Apologies if this has been discussed before. I'm still learning the forum.

Mr_Rose:
Apart from anything else there have been several unmarked time-skips since that model was introduced so your idea of how long it’s been may need adjusting if you haven’t already accounted for them.

Other things to consider:
Bubbles is explicitly a prototype created with military funding (i.e. throw money at the problem until it goes away or Congress objects) and probably represents the grandparent of several technologies now in consumer hands and such projects are typically several years ahead of what is state-of-the-art even for early adopters.
Just how common are humanoid bodies anyway? Yes we occasionally see them in street views in more recent strips but they simply weren’t there before the fight club arc – it’s possible they were only developed commercially after the AI rights act created both a market for them and a whole bevy of new consumers wanting to buy them for personal use. History is littered with technologies that existed long before anyone thought to put them in a mass market device.
The other thing to consider is that the robot boyfriend was explicitly exactly that – something to help Hannelore with her issues created by a well-meaning but completely daft father who lives on a space station with the rest of his mad-scientist buddies – there is an interpretation of the cast’s reactions that is more ‘whoa that’s weird/messed-up/dumb’ rather than ‘whoa that’s new/amazing’ and, having gone back and re-read that arc I’m pretty sure I know which one I favour.

Undrneath:
Since the early comics Jeph has retconed things that that Gordon and an early human chassis were around when Marten got Pintsize.

TheEvilDog:
Bear in mind that what first appears commercially could be appearing several years or even decades after what was first produced in research.
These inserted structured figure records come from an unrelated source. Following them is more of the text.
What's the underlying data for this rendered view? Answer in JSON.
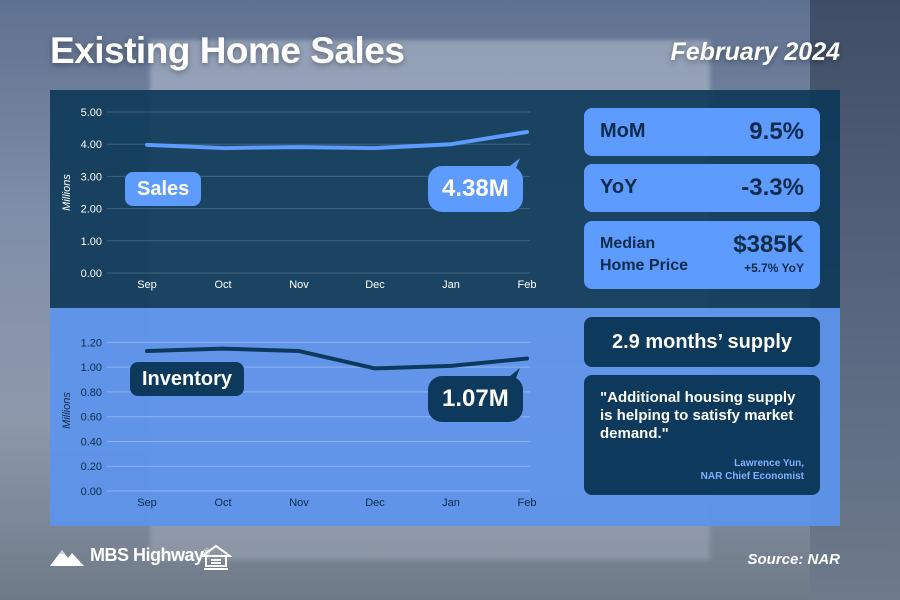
{
  "header": {
    "title": "Existing Home Sales",
    "date": "February 2024"
  },
  "sales_panel": {
    "tag": "Sales",
    "callout": "4.38M",
    "stats": {
      "mom_label": "MoM",
      "mom_value": "9.5%",
      "yoy_label": "YoY",
      "yoy_value": "-3.3%",
      "median_label_line1": "Median",
      "median_label_line2": "Home Price",
      "median_value": "$385K",
      "median_sub": "+5.7% YoY"
    }
  },
  "inventory_panel": {
    "tag": "Inventory",
    "callout": "1.07M",
    "supply": "2.9 months’ supply",
    "quote": "\"Additional housing supply is helping to satisfy market demand.\"",
    "quote_author": "Lawrence Yun,",
    "quote_author_title": "NAR Chief Economist"
  },
  "footer": {
    "brand": "MBS Highway",
    "brand_mark": "®",
    "source": "Source: NAR"
  },
  "colors": {
    "dark_navy": "#0d3a5c",
    "accent_blue": "#5d9bff",
    "top_panel": "#0c3858",
    "bottom_panel": "#5c94ee"
  },
  "icons": {
    "brand_logo": "mountain-logo-icon",
    "equal_housing": "equal-housing-icon"
  },
  "chart_data": [
    {
      "type": "line",
      "series": [
        {
          "name": "Sales",
          "values": [
            3.98,
            3.88,
            3.91,
            3.88,
            4.0,
            4.38
          ]
        }
      ],
      "categories": [
        "Sep",
        "Oct",
        "Nov",
        "Dec",
        "Jan",
        "Feb"
      ],
      "yticks": [
        "0.00",
        "1.00",
        "2.00",
        "3.00",
        "4.00",
        "5.00"
      ],
      "ylim": [
        0,
        5
      ],
      "ylabel": "Millions",
      "grid": true,
      "line_color": "#5d9bff"
    },
    {
      "type": "line",
      "series": [
        {
          "name": "Inventory",
          "values": [
            1.13,
            1.15,
            1.13,
            0.99,
            1.01,
            1.07
          ]
        }
      ],
      "categories": [
        "Sep",
        "Oct",
        "Nov",
        "Dec",
        "Jan",
        "Feb"
      ],
      "yticks": [
        "0.00",
        "0.20",
        "0.40",
        "0.60",
        "0.80",
        "1.00",
        "1.20"
      ],
      "ylim": [
        0,
        1.3
      ],
      "ylabel": "Millions",
      "grid": true,
      "line_color": "#0d3a5c"
    }
  ]
}
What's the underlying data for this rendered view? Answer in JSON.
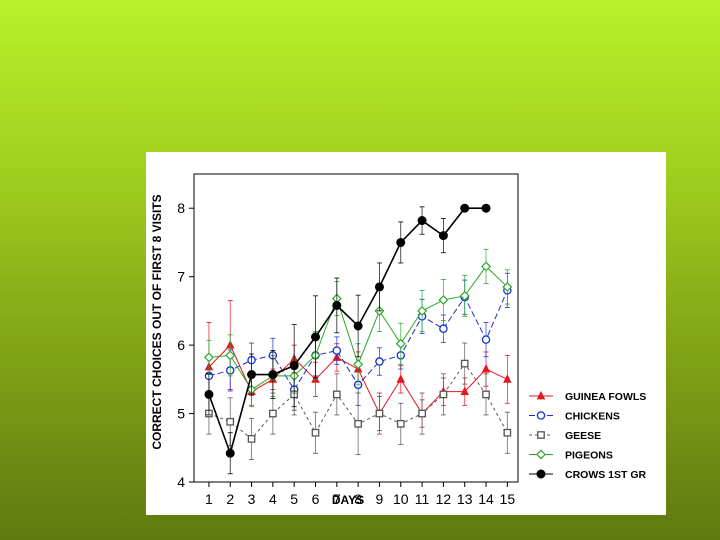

In robotics, the humanoid form is considered to be one of the holy grails of development because of the many, many, many challenges the form presents, not least that its not a particularly stable form to move about it. Combine that with years of research, development and refinement, the oldest humanoid chassis could be quite old, even by AI standards.

Mr_Rose:
Also, what are you defining as humanoid? The generically human-shaped ‘tin man’ type chassis like Punchbot, or the much more humaniform ones like Momo or Winslow?